RAG without the theater
A shiny “chat with your PDF” demo and something people trust on a Tuesday are different animals. The gap usually is not “we picked the wrong model brand.”
TL;DR
- Most of the time, bad answers are bad retrieval or bad chunks, not “the LLM is dumb.”
- People will live with a rough answer if they can see where it came from. They will not live with made up confidence.
- If you cannot show that a change helped or hurt something measurable, you are guessing.
The demo is lying to you, nicely
Demos love the first question. Short doc, safe question, answer that quotes a paragraph the room already read. Fine as a proof of concept. The real job is ugly PDFs, tables that split weird, the same acronym meaning two things in two chapters, and questions people ask like they talk, not like they write release notes.

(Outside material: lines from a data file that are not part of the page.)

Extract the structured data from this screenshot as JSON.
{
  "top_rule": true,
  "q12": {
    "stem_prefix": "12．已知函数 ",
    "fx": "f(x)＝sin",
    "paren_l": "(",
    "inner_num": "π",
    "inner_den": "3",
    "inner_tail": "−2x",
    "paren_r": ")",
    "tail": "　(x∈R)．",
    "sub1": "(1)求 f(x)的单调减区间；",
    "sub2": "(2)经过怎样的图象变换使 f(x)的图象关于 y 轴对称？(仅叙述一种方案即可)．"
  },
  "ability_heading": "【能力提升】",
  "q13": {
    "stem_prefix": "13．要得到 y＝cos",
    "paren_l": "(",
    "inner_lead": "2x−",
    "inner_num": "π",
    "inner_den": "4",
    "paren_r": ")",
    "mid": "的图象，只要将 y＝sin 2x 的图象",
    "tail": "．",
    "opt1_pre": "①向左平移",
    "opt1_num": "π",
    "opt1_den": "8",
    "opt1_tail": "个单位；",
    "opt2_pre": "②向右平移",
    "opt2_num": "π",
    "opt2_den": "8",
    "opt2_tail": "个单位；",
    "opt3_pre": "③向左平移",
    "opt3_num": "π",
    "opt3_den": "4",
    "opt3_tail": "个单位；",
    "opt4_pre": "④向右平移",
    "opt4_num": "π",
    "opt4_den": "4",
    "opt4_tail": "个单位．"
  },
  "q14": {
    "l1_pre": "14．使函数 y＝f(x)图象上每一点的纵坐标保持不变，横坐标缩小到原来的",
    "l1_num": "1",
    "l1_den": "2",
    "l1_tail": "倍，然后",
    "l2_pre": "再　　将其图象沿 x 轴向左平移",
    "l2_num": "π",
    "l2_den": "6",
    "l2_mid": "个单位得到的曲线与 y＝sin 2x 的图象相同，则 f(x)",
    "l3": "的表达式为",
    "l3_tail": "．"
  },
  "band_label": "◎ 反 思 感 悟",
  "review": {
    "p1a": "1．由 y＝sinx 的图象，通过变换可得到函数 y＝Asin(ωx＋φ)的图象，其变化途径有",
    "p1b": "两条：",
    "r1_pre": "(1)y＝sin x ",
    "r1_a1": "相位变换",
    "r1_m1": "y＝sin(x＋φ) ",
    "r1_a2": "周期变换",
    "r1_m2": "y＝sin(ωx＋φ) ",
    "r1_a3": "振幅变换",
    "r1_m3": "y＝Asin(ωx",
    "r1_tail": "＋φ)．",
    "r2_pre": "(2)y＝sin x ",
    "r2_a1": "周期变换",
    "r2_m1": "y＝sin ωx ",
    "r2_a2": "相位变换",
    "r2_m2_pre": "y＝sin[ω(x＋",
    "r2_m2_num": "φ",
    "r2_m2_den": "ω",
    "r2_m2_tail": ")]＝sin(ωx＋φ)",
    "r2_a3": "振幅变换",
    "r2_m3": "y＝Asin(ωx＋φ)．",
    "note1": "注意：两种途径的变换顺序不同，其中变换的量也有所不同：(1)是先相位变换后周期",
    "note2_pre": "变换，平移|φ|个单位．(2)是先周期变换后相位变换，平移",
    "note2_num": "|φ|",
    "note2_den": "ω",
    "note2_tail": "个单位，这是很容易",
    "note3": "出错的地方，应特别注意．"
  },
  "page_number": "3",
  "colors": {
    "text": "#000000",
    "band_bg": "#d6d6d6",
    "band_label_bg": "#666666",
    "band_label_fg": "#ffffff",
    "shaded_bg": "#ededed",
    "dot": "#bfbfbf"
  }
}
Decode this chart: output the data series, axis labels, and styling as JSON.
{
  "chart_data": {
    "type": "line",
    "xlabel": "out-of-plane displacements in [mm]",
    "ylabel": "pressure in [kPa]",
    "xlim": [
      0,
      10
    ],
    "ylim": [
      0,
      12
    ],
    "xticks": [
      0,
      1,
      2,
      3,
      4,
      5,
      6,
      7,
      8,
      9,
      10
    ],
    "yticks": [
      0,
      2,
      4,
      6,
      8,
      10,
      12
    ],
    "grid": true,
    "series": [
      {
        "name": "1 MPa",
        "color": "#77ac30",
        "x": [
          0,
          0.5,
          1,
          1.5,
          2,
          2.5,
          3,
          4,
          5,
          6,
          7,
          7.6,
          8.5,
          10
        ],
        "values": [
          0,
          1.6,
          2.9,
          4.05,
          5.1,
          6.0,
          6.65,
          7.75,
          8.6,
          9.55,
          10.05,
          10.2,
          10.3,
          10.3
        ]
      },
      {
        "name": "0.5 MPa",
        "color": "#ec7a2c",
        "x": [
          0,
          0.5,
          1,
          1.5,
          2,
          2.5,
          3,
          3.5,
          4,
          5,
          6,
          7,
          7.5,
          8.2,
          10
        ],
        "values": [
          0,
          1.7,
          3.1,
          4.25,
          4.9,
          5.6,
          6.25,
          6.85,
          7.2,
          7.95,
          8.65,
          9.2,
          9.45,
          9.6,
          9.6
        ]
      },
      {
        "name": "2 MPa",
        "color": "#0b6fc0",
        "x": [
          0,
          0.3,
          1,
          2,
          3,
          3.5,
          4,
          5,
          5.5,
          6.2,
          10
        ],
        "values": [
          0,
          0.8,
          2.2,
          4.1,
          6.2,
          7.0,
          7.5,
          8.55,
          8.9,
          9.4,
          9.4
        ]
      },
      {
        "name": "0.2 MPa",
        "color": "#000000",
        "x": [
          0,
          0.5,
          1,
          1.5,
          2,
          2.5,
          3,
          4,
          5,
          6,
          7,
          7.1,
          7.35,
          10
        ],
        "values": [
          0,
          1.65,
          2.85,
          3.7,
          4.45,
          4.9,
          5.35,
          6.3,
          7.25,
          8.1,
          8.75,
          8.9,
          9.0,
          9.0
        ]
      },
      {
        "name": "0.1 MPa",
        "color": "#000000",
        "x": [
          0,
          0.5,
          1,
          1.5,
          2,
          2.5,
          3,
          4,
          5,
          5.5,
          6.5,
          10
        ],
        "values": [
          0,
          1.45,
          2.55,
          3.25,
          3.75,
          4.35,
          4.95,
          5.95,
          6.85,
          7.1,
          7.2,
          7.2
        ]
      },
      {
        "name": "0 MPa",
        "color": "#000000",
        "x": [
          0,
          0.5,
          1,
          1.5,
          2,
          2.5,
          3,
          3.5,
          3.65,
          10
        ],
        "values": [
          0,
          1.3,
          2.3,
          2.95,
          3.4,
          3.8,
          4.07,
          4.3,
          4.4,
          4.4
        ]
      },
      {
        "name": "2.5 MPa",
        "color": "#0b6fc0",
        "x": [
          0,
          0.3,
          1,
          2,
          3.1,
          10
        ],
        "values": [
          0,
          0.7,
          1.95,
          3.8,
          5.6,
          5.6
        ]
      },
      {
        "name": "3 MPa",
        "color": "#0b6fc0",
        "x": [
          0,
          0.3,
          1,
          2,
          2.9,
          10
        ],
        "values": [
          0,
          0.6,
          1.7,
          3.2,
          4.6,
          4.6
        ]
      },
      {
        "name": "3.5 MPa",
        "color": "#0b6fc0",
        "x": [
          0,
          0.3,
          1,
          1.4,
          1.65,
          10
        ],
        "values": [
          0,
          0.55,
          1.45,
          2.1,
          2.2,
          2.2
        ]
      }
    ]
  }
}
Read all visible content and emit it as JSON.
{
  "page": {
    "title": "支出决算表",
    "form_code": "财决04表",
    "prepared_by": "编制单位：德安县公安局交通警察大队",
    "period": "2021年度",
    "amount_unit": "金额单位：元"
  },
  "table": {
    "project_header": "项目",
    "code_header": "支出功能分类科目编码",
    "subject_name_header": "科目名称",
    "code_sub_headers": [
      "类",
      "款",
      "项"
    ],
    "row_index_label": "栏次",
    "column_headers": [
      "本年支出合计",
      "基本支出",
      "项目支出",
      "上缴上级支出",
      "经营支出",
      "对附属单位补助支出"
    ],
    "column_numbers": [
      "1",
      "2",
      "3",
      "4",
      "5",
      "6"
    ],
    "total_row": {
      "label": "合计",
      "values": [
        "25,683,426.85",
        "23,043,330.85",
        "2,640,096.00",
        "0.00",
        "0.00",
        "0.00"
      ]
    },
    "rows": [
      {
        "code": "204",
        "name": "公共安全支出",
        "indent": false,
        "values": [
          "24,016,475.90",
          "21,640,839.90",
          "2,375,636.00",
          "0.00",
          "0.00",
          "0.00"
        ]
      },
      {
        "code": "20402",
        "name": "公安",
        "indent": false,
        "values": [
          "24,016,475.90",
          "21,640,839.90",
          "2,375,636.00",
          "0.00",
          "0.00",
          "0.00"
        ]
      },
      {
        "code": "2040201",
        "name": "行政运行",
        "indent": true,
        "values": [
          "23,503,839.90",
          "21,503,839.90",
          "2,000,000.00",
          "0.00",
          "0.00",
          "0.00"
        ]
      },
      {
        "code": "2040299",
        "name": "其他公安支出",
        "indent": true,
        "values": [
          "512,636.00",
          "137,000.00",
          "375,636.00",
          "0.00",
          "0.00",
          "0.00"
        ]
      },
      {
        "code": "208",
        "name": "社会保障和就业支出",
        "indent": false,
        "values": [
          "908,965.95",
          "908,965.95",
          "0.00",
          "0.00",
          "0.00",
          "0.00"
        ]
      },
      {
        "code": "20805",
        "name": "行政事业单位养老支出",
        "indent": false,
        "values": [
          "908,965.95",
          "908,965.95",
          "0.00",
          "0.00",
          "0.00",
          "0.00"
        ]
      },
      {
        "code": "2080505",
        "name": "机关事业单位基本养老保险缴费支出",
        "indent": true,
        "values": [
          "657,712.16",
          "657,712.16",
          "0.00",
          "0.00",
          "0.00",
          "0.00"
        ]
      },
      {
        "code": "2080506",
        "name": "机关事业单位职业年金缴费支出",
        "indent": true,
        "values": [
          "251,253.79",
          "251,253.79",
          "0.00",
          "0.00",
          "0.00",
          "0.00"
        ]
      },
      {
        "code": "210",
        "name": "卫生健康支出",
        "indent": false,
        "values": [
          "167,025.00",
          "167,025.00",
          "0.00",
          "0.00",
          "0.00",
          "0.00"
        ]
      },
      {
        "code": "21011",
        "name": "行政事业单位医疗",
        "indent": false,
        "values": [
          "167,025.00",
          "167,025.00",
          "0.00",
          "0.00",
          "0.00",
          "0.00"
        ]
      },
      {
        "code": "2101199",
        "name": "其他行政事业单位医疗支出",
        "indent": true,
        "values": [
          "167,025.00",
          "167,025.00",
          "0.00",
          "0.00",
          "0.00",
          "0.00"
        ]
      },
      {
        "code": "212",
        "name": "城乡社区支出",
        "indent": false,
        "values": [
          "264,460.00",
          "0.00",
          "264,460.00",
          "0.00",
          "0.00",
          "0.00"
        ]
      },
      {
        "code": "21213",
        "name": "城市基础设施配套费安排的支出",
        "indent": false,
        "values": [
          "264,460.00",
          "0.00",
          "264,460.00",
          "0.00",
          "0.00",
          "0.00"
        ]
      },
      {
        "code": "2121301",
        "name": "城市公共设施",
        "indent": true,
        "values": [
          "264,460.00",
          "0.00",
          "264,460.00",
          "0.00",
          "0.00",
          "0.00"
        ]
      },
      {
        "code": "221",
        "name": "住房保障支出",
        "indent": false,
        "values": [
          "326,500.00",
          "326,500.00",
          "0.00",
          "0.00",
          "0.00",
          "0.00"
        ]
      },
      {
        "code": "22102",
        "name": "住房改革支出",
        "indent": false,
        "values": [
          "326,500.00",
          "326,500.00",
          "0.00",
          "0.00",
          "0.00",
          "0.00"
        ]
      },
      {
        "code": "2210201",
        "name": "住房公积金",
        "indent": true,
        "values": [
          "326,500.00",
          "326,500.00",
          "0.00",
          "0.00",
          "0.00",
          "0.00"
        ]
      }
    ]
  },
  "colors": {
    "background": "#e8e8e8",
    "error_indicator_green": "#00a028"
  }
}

When things go wrong there, I rarely think “we need a smarter model.” I think the evidence never got in the prompt, or it got cut in a dumb place. So I spend more energy on whether the pipeline is something I can inspect, swap out, and test, same as I would for anything else in the system.
Chunking is where you design the interface
People file chunking under “data prep.” To me it is the moment you decide what counts as one idea for your user. Fixed size windows are easy to code and awful in the wild: you cut tables in half, you separate bullets from the heading that names them. Smarter splitting costs time up front, but you get answers that do not fall apart when the same point shows up in different words later in the pile.
I ask: what is the smallest blob that still makes sense if it shows up alone in the prompt? If it needs context from its neighbors to mean anything, you are asking the model to fill in blanks. That is where the confident wrong stuff starts.
Search is the product
Hybrid retrieval is not a flex. It is admitting embeddings and keywords miss different things. Dense search helps when people paraphrase. Lexical still wins when someone pastes a policy number, a file name, or an error string. I want to tune and measure those paths on their own, then merge scores without pretending either one is magic.
Always pulling the same number of chunks no matter the question is not a strategy. It is a default. Under load you need timeouts, fallbacks, and empty states someone actually designed, not something you discover the morning after launch.
Citations are trust
If your answer might get forwarded to legal or finance, “trust me” is not enough. If the user cannot see why the model said what it said, you did not build knowledge access. You built a slot machine with footnotes. Clickable sources, page hints, and a clear line between “this came from the file” and “the model inferred this” change whether anyone adopts the thing.
That is also product taste. A consumer chatbot can waffle. Something sitting on top of contracts or runbooks cannot. The UI and the guardrails should match how high the stakes are.
Measurement beats vibes
Swapping models without a small set of real questions you care about is a coin flip with a press release. I care less about leaderboard scores than about a boring list of scenarios, maybe with gold answers or a simple rubric, so you notice when something regresses. Spreadsheet and human spot checks count. So do cheap automated checks when the answer is unambiguous.
I am not asking for academic purity. I want someone to be able to say “we changed X” and point at retrieval hits, citation quality, latency, something concrete, not “it feels smarter.”
Swappable pieces, clear edges
I want to change embeddings, models, or the vector store without rewriting the whole app. That means boring contracts: ingestion hands off chunks with stable ids, retrieval returns ranked evidence with metadata, generation consumes that under rules you wrote down. When those edges exist, you can upgrade one layer without the orchestration folder turning into a nest of special case hacks.
For me “without the theater” means the story you tell in the demo is the same story you can maintain on a random Monday, messy files, question nobody rehearsed, no sparkle emoji saving you.